Тогда, в 1920-ом году, с едой было трудно. Молоко в редкость, хлеба мало. Оказалось, что щенок с'ел весь наш ужин. Наелся до отвалу. Живот стал толстый и тяжелый, совсем круглый. Песик терял равновесие и валился на бок.

Опять задумались над породой и постановили, что теперь порода — ослепительно чистая и сытая.

Маяковский назвал собачку «Щен».

В этот день купанье наше не состоялось. Зато все следующие дни, до конца лета, мы ходили купаться вчетвером.

Красивая речонка Уча. Извилистая, быстрая. Берега тенистые, а на воде солнце. Тихо.

Щен лаял с берега звонким голоском на плавающего Владимира Владимировича. Он подбегал к самой воде, попадал передними лапками в воду и пятился, не переставая лаять.

Владимир Владимирович звал его, свистел, называл всеми уменьшительными именами:

— Щеник!

— Щененок!!

— Щененочек!!!

— Щенятка!!!!

— Щенка!!!!!

Казалось, что уговорить его невозможно.

Щен бросался к воде, но как только лапы попадали на мокрое, он обращался в паническое бегство. Если я в это время оказывалась на берегу, он бежал ко мне и выразительно обо всем рассказывал.

— «Нечего, Щен, нечего!» —

Кричал из воды Владимир Владимирович.

— «Сам видишь, что никакого тебе сочувствия! Иди лучше ко мне и давай плавать, как мужчина с мужчиной!» —

Такой силы был ораторский талант Маяковского, что Щен вдруг ринулся в пучину и поплыл!

Невозможно описать щенячий восторг Маяковского! Он закричал:

— «Смотрите! Все смотрите! Лучше меня плавает! Рядом с ним я просто щенок»!

Пошли грибы.
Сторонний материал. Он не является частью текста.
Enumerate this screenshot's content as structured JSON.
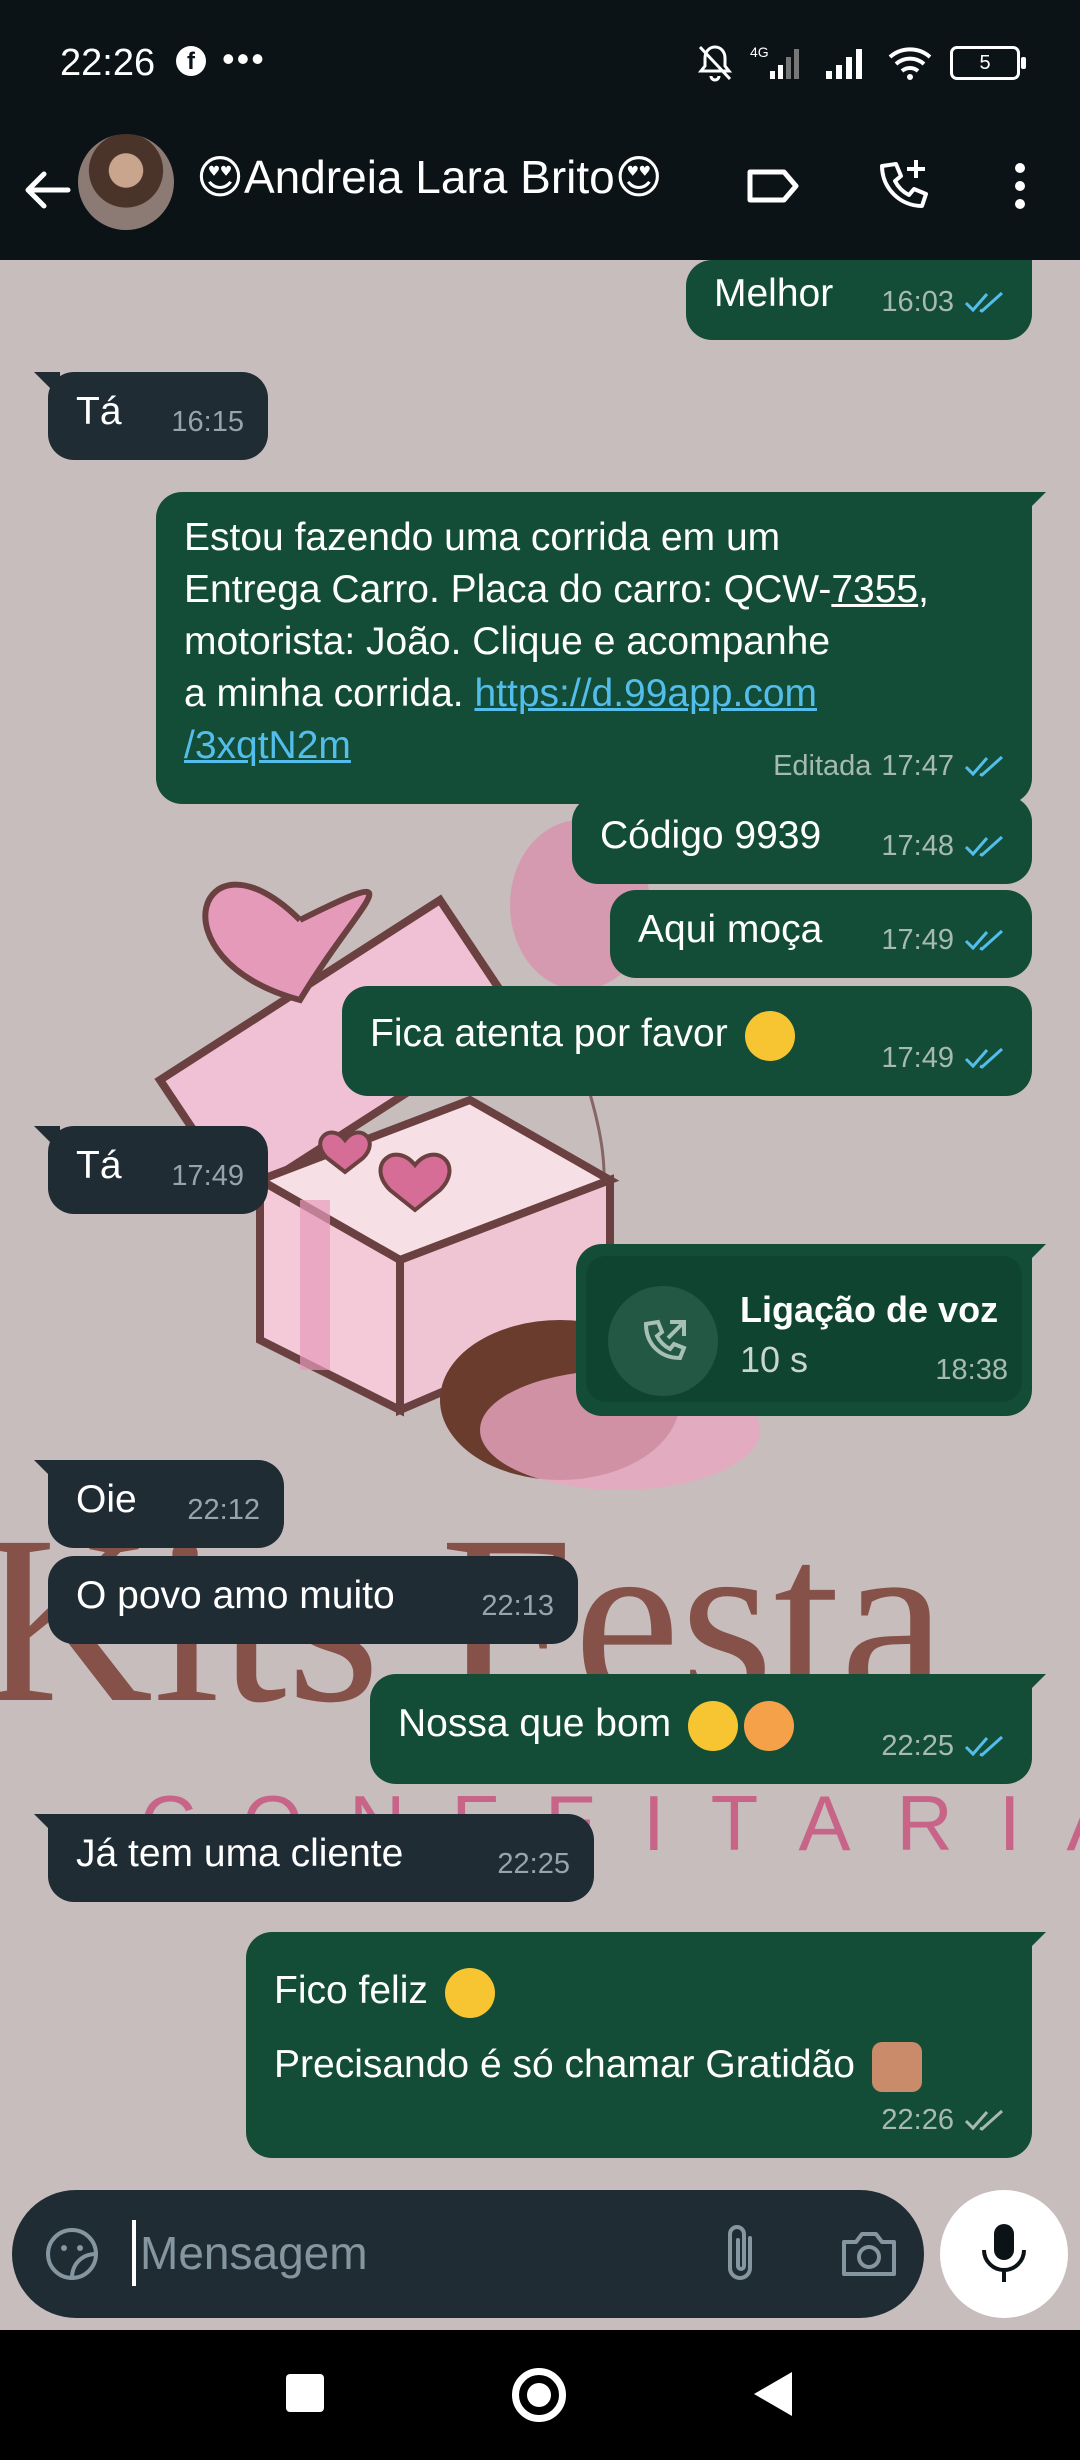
{
  "status_bar": {
    "time": "22:26",
    "battery": "5"
  },
  "header": {
    "contact_name": "😍Andreia Lara Brito😍"
  },
  "messages": [
    {
      "dir": "out",
      "text": "Melhor",
      "time": "16:03"
    },
    {
      "dir": "in",
      "text": "Tá",
      "time": "16:15"
    },
    {
      "dir": "out",
      "lines": [
        "Estou fazendo uma corrida em um",
        "Entrega Carro. Placa do carro: QCW-",
        "7355",
        ",",
        "motorista: João. Clique e acompanhe",
        "a minha corrida. ",
        "https://d.99app.com",
        "/3xqtN2m"
      ],
      "edited": "Editada",
      "time": "17:47"
    },
    {
      "dir": "out",
      "text": "Código 9939",
      "time": "17:48"
    },
    {
      "dir": "out",
      "text": "Aqui moça",
      "time": "17:49"
    },
    {
      "dir": "out",
      "text": "Fica atenta por favor",
      "time": "17:49"
    },
    {
      "dir": "in",
      "text": "Tá",
      "time": "17:49"
    },
    {
      "dir": "out",
      "call_title": "Ligação de voz",
      "call_duration": "10 s",
      "time": "18:38"
    },
    {
      "dir": "in",
      "text": "Oie",
      "time": "22:12"
    },
    {
      "dir": "in",
      "text": "O povo amo muito",
      "time": "22:13"
    },
    {
      "dir": "out",
      "text": "Nossa que bom",
      "time": "22:25"
    },
    {
      "dir": "in",
      "text": "Já tem uma cliente",
      "time": "22:25"
    },
    {
      "dir": "out",
      "lines": [
        "Fico feliz",
        "Precisando é só chamar Gratidão"
      ],
      "time": "22:26"
    }
  ],
  "wallpaper": {
    "line1": "Kits Festa",
    "line2": "CONFEITARIA"
  },
  "composer": {
    "placeholder": "Mensagem"
  },
  "colors": {
    "outgoing": "#134d37",
    "incoming": "#1f2c34",
    "header": "#0c1317",
    "read_ticks": "#53bdeb"
  }
}
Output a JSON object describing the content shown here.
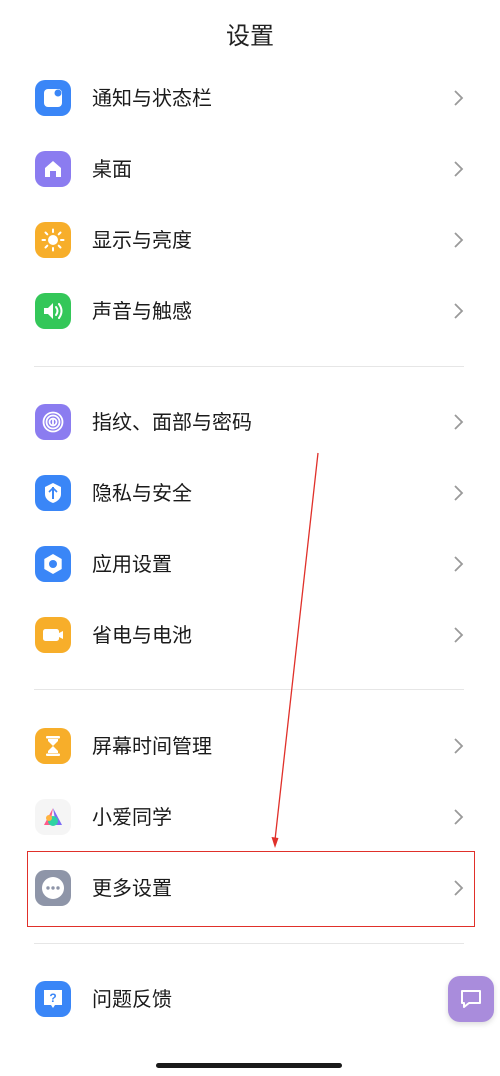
{
  "header": {
    "title": "设置"
  },
  "groups": [
    {
      "items": [
        {
          "label": "通知与状态栏",
          "icon": "notification-icon",
          "color": "#3a86f7"
        },
        {
          "label": "桌面",
          "icon": "home-icon",
          "color": "#8b7cf0"
        },
        {
          "label": "显示与亮度",
          "icon": "sun-icon",
          "color": "#f7ae2a"
        },
        {
          "label": "声音与触感",
          "icon": "speaker-icon",
          "color": "#34c759"
        }
      ]
    },
    {
      "items": [
        {
          "label": "指纹、面部与密码",
          "icon": "fingerprint-icon",
          "color": "#8b7cf0"
        },
        {
          "label": "隐私与安全",
          "icon": "shield-icon",
          "color": "#3a86f7"
        },
        {
          "label": "应用设置",
          "icon": "hexagon-gear-icon",
          "color": "#3a86f7"
        },
        {
          "label": "省电与电池",
          "icon": "battery-icon",
          "color": "#f7ae2a"
        }
      ]
    },
    {
      "items": [
        {
          "label": "屏幕时间管理",
          "icon": "hourglass-icon",
          "color": "#f7ae2a"
        },
        {
          "label": "小爱同学",
          "icon": "xiaoai-logo-icon",
          "color": "#ffffff"
        },
        {
          "label": "更多设置",
          "icon": "more-dots-icon",
          "color": "#8e95a8",
          "highlighted": true
        }
      ]
    },
    {
      "items": [
        {
          "label": "问题反馈",
          "icon": "question-icon",
          "color": "#3a86f7"
        }
      ]
    }
  ],
  "floating_button": {
    "icon": "feedback-chat-icon",
    "color": "#a98cdc"
  },
  "annotation": {
    "color": "#e0302a"
  }
}
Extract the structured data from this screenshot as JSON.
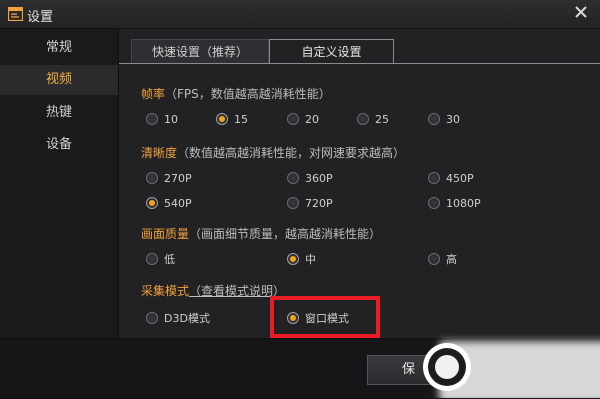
{
  "window": {
    "title": "设置"
  },
  "sidebar": {
    "items": [
      {
        "label": "常规"
      },
      {
        "label": "视频"
      },
      {
        "label": "热键"
      },
      {
        "label": "设备"
      }
    ],
    "active_index": 1
  },
  "tabs": [
    {
      "label": "快速设置（推荐）"
    },
    {
      "label": "自定义设置"
    }
  ],
  "active_tab": 1,
  "sections": {
    "fps": {
      "title": "帧率",
      "note": "（FPS，数值越高越消耗性能）",
      "options": [
        "10",
        "15",
        "20",
        "25",
        "30"
      ],
      "selected": "15"
    },
    "resolution": {
      "title": "清晰度",
      "note": "（数值越高越消耗性能，对网速要求越高）",
      "options": [
        "270P",
        "360P",
        "450P",
        "540P",
        "720P",
        "1080P"
      ],
      "selected": "540P"
    },
    "quality": {
      "title": "画面质量",
      "note": "（画面细节质量，越高越消耗性能）",
      "options": [
        "低",
        "中",
        "高"
      ],
      "selected": "中"
    },
    "capture": {
      "title": "采集模式",
      "link": "（查看模式说明）",
      "options": [
        "D3D模式",
        "窗口模式"
      ],
      "selected": "窗口模式"
    }
  },
  "footer": {
    "save_label": "保"
  },
  "colors": {
    "accent": "#f3a23a",
    "radio_selected": "#f5a21f",
    "highlight": "#ea1c24",
    "background": "#222224"
  }
}
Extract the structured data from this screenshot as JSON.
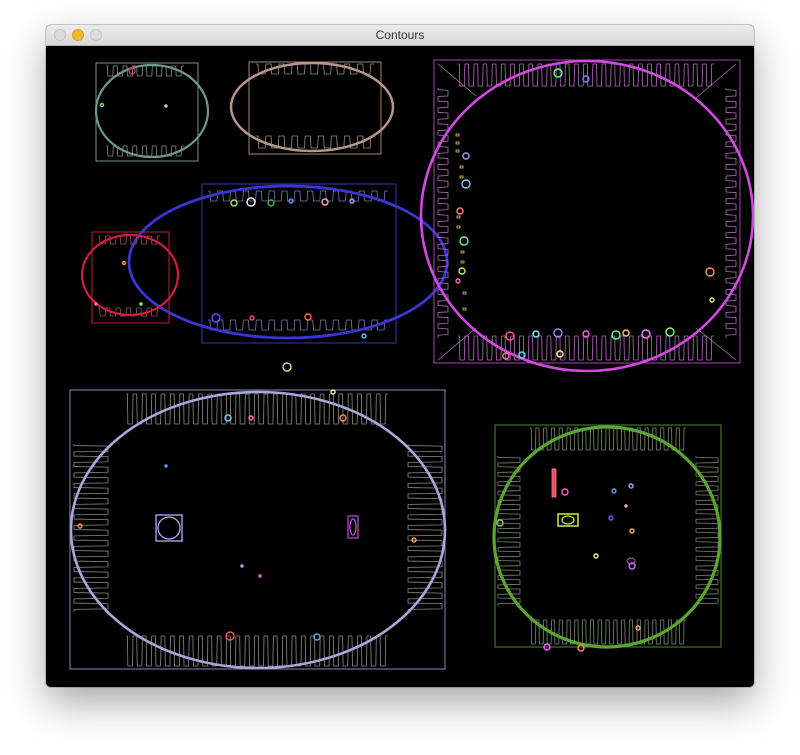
{
  "window": {
    "title": "Contours",
    "traffic_lights": {
      "close": "#dcdcdc",
      "minimize": "#f5b730",
      "zoom": "#dcdcdc"
    }
  },
  "canvas": {
    "background": "#000000",
    "objects": [
      {
        "name": "top-left-chip",
        "ellipse_color": "#6f9a8a",
        "rect_color": "#6f9a8a",
        "pad_color": "#7f8f8a"
      },
      {
        "name": "top-middle-chip",
        "ellipse_color": "#b7968a",
        "rect_color": "#a08a70",
        "pad_color": "#9a8c82"
      },
      {
        "name": "center-blue-chip",
        "ellipse_color": "#3b35d6",
        "rect_color": "#3b35b0",
        "pad_color": "#7a78b0"
      },
      {
        "name": "left-red-chip",
        "ellipse_color": "#d21d3c",
        "rect_color": "#b5203a",
        "pad_color": "#a05060"
      },
      {
        "name": "right-magenta-chip",
        "ellipse_color": "#d24be0",
        "rect_color": "#a845b0",
        "pad_color": "#b070b8"
      },
      {
        "name": "bottom-left-chip",
        "ellipse_color": "#a9a6d8",
        "rect_color": "#8a88b0",
        "pad_color": "#8c8c8c"
      },
      {
        "name": "bottom-right-chip",
        "ellipse_color": "#5aa632",
        "rect_color": "#4e8a2e",
        "pad_color": "#7a8a6a"
      }
    ]
  }
}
Мы им очень обрадовались — как развлечению и как пище.

Каждый день вчетвером ходили за грибами.

Попадались белые.

Владимир Владимирович во время грибных походов проявлял дьявольское честолюбие. Количество его не интересовало, только качество. В то лето он нашел крепкий белый гриб в полтора фунта весом!..

В канаве, вдоль шоссе, росли шампиньоны. В них — в ежедневной порции — мы могли быть уверены: местные жители и большинство дачников считали их поганками.

А больше всего в лесу сыроежек. Не очень они вкусные, но очень уж красивые — пестрые, крепенькие! Приятно собирать!

Позднее появились несметные полчища опят. Домработница Поля отваривала их, мелко крошила и заправляла мукой. Жарить было не на чем.

Я сейчас еще вспоминаю вкус душистой опенковой каши, когда услышу кукушку в лесу или зашуршит под ногой осенний лист и запахнет грибной сыростью.

Насолили опят на всю зиму. Щенка уплетал эту снедь за обе щеки — вместе с нами.

Как-то проходили мы мимо дачи, где под забором нашли Щеника, и ребята рассказали нам его родословную. Мать — чистопородный сеттер, отец — неизвестен. Щеник рос ввиде сеттера.

Шерсть у него была шелковая, изумительно-рыжая (чему Маяковский не переставал радоваться). У него были чудесные длинные кудрявые уши и хвост какой надо. Только нос темный и рост раза в полтора больше сеттерячьей нормы.

— «Тем лучше» — говорил Маяковский. — «Мы с ним крупные человеческие экземпляры».

Они были очень похожи друг на друга. Оба — большелапые, большеголовые. Оба носились, задрав хвост. Оба скулили жалобно, когда просили о чем-нибудь, и не отставали до тех пор, пока не добьются своего. Иногда лаяли на первого встречного просто так, для красного словца.